You probably wouldn't recognize the actor as he sits down to eat a burger at Mel's Diner, but if you watch enough late-night TV, you might recognize Vic Mignogna's voice from many an English dub anime. The recent LA transplant has voiced characters in over 100 anime and video game titles, including Dragonball Z, Bleach, Code Geass, Shin-chan and Hell Girl. But it's his roles as Edward Elric, the teenage “fullmetal alchemist” in the show of the same name, and, more recently, Tamaki Suou, the oblivious pretty boy who heads a posh prep school dating service in Ouran High School Host Club, that have made him an icon of the anime convention circuit. By his own estimation, Mignogna attends between 15 and 25 cons a year, where he hosts Q/A panels, signs autographs for hours at a time and mingles with fans.
For Mignogna, attending conventions as a guest is life coming full circle. Throughout his adolescence, the voice actor attended Star Trek and Star Wars cons.
“I understand that passion for something you enjoy and the imagination that it starts in people,” he says. “It wasn't anime, but the feeling was the same. The emotion is the same.”
This summer, Mignogna will be fulfilling his own childhood dream when he directs the episode “Kitumba” for Star Trek: Phase II (formerly Star Trek: New Voyages), the fan-made series that has earned acclaim for its stellar production values and knack for securing guest stars like Walter Koenig and George Takei. Previously, Mignogna guested in the episode “Enemy: Starfleet” and will be acting in “Kitumba” as well.
How did you get involved in Star Trek: Phase II?
A dear friend of mine, Mandy, who is actually one of the officers in my fan club, she knows that I'm a huge original Star Trek fan, not so much the subsequent stuff, but the original. She called me one day and said have you heard of this online web series called Star Trek: New Voyages? I said no. She said, you ought to go check it out. They have really good episodes. At first I thought it would be some guy with cheesy cardboard sets. Then I went and watched it and was absolutely blown away. All I could think of is that I want to be in this. Who do I have to talk to to get into this? Through a series of friends I found out that the guy behind it is a guy named James Cawley. I made contact with him. I said, you don't know me but you
and I have something in common. I'm a huge fan of the original Star Trek series.

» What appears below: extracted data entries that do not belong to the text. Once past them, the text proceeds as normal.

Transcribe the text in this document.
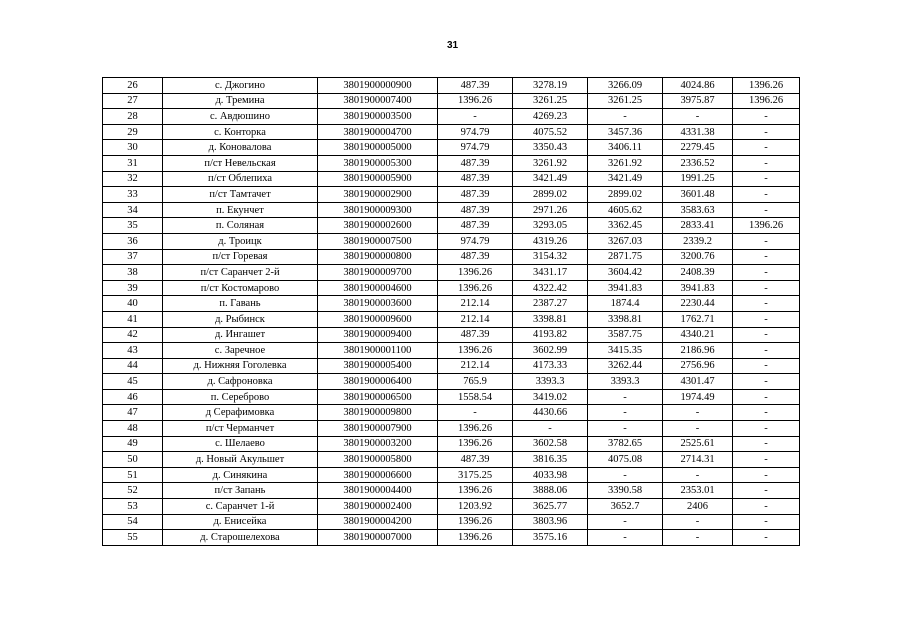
31
26	с. Джогино	3801900000900	487.39	3278.19	3266.09	4024.86	1396.26
27	д. Тремина	3801900007400	1396.26	3261.25	3261.25	3975.87	1396.26
28	с. Авдюшино	3801900003500	-	4269.23	-	-	-
29	с. Конторка	3801900004700	974.79	4075.52	3457.36	4331.38	-
30	д. Коновалова	3801900005000	974.79	3350.43	3406.11	2279.45	-
31	п/ст Невельская	3801900005300	487.39	3261.92	3261.92	2336.52	-
32	п/ст Облепиха	3801900005900	487.39	3421.49	3421.49	1991.25	-
33	п/ст Тамтачет	3801900002900	487.39	2899.02	2899.02	3601.48	-
34	п. Екунчет	3801900009300	487.39	2971.26	4605.62	3583.63	-
35	п. Соляная	3801900002600	487.39	3293.05	3362.45	2833.41	1396.26
36	д. Троицк	3801900007500	974.79	4319.26	3267.03	2339.2	-
37	п/ст Горевая	3801900000800	487.39	3154.32	2871.75	3200.76	-
38	п/ст Саранчет 2-й	3801900009700	1396.26	3431.17	3604.42	2408.39	-
39	п/ст Костомарово	3801900004600	1396.26	4322.42	3941.83	3941.83	-
40	п. Гавань	3801900003600	212.14	2387.27	1874.4	2230.44	-
41	д. Рыбинск	3801900009600	212.14	3398.81	3398.81	1762.71	-
42	д. Ингашет	3801900009400	487.39	4193.82	3587.75	4340.21	-
43	с. Заречное	3801900001100	1396.26	3602.99	3415.35	2186.96	-
44	д. Нижняя Гоголевка	3801900005400	212.14	4173.33	3262.44	2756.96	-
45	д. Сафроновка	3801900006400	765.9	3393.3	3393.3	4301.47	-
46	п. Сереброво	3801900006500	1558.54	3419.02	-	1974.49	-
47	д Серафимовка	3801900009800	-	4430.66	-	-	-
48	п/ст Черманчет	3801900007900	1396.26	-	-	-	-
49	с. Шелаево	3801900003200	1396.26	3602.58	3782.65	2525.61	-
50	д. Новый Акульшет	3801900005800	487.39	3816.35	4075.08	2714.31	-
51	д. Синякина	3801900006600	3175.25	4033.98	-	-	-
52	п/ст Запань	3801900004400	1396.26	3888.06	3390.58	2353.01	-
53	с. Саранчет 1-й	3801900002400	1203.92	3625.77	3652.7	2406	-
54	д. Енисейка	3801900004200	1396.26	3803.96	-	-	-
55	д. Старошелехова	3801900007000	1396.26	3575.16	-	-	-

What do you have in mind for your Star Trek episode?
The episode is called “Kitumba” It's written by someone who wrote for the original series. It's an episode that was never shot for Phase II. They were going to continue the original series in the '70s. They decided to do the motion picture instead, but there were tons of scripts already written. So, it's literally about the Enterprise who through a series of events must travel to the Klingon home world Qo'noS. The Kitumba is the emperor who rules the empire. It's going to be cool. I'm very excited.

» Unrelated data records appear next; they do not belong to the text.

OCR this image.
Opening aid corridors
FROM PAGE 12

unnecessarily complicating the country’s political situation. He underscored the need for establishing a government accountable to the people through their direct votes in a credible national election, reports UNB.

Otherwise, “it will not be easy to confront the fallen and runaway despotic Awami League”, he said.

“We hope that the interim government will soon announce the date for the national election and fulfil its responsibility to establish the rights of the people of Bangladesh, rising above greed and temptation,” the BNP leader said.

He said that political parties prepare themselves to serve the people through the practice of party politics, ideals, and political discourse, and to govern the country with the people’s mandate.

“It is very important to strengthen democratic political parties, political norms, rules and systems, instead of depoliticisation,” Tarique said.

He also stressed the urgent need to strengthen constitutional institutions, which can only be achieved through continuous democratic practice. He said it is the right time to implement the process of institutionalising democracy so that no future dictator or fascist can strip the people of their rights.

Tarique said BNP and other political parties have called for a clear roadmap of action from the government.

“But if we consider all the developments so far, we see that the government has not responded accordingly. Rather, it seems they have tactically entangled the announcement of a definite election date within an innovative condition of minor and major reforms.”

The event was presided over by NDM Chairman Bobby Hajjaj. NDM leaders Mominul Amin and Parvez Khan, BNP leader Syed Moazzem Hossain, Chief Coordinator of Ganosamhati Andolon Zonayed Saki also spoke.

What I have in mind is to make it look as much like the original series as humanly possible. My goal is not to make it a Vic Mignogna Production or to win an award with it or to be able to use it for my demo reel. My goal is to make it as authentically looking to the original series as possible. That's what the dream of the people who started New Voyages was, not to make something different. It was to continue the original series. I'm very excited about it. We've been watching the original series again to get a sense of the camera angles and the way it's edited, the lighting, the movement.
If you have the chance to walk on the bridge…It's spot on, inch per inch accurate to the original series. It's a childhood dream, very simply.
Everyone who works on it is a professional in their field now as adults. When they were kids, their dream was to be part of Star Trek and now they're getting to do it.
You've done other fan films before, right?
Yes, I showed it last weekend at Anime Central and I'll show it [Memorial Day Weekend] at Anime North. I may show it at A-Kon. Usually it's whenever the mood strikes me and Funimation says it's okay. It's called Fullmetal Fantasy and it's a little live action thing that I did with the other voice actors [from Fullmetal Alchemist]. We got our own costumes together and cosplayed as our characters. It was a really fun little thing to do. It's about fifteen minutes long.
I've been very protective of trying to keep it off the Internet, off YouTube, so that fans can only see it when they come to the convention.
When I show it, I beg the fans, please do not videotape this and put it on the Internet because it will look crummy and sound crummy and I want it to be a special experience for people who come to conventions. The fans are always so respectful of that.
When did you first get involved with anime voice overs?
A little over ten or twelve years ago, I was working on video production in Houston and a friend of mine who was working on the production said, “You have a lot of acting experience, right?” I said, “Yeah, a lot.” He said, “You ought to go audition for this place in town that does anime stuff. They need actors.” I thought, wow, that sounds like fun. So I auditioned and got cast immediately. I played Vega in Street Fighter II. Then the next show came up and the next show and the next show. Anime was a very small, niche subculture. It wasn't terribly mainstream. Then, as you know, probably about six or seven years ago, it exploded. It was everywhere. I was just very, very fortunate to have gotten in on it from the ground up. I always tell people that I'm very grateful to God that I got involved in this business when I did so that I could be involved in it now that it has become so popular.
With Fullmetal Alchemist, when did you realize that there was such a big following for it?
When we were dubbing Fullmetal, I had no idea what the show was about and that it was so popular. I started getting emails from fans saying you better not screw up Fullmetal Alchemist. I thought, I've been doing this a long time and I've never gotten emails from fans saying do it right or else. That kind of scared me a bit.
What was the first convention you ever went to?
The very first one was a Star Trek con in Pittsburgh and to be honest with you, I don't even remember the name of it. It was something crazy like Trek Fan or something. My mom took me and dropped me off in front of the hotel and I went in there with my Captain Kirk uniform on like I was the coolest thing.
Do you collect memorabilia?
I have a very extensive lightsaber collection. When I was younger, I collected a lot of Star Trek stuff. I have a lot of costumes. I have some prop replicas from the original Star Trek series. I would say the majority of my collecting is limited to lightsabers and costumes. I have a few originals.
What kind of costumes?
Star Trek, Star Wars. Of course, I have plenty of Edward Elric costumes that fans have made me. I do have a Green Lantern costume that I've never worn because I don't want to scare children.
Do you cosplay?
I went to a convention once where a fan had an amazing Fay costume from Tsubasa Chronicle— the wig, the huge, flowing robe, everything. I'm like, I totally have to put this on, so I wore that. It was kind of a surprise, it was Animazement in North Carolina. That's the only time I've ever cosplayed my character at a convention. The first time I ever cosplayed was Cloud from Final Fantasy. That's mostly because my friend had the costume and said you should totally put this on.
The next year, at the same convention, A-Kon in Dallas, I cosplayed as a TIE fighter pilot from Star Wars, with the big black helmet. And then, I really want to do Ikkaku from Bleach. I want to do the whole skullcap and everything. A-Kon is coming up again in two weeks and that is my annual cosplay convention. So, I have something very special played. It's no character I've played and my lovely girlfriend will be joining me in it, but I can't say what it is.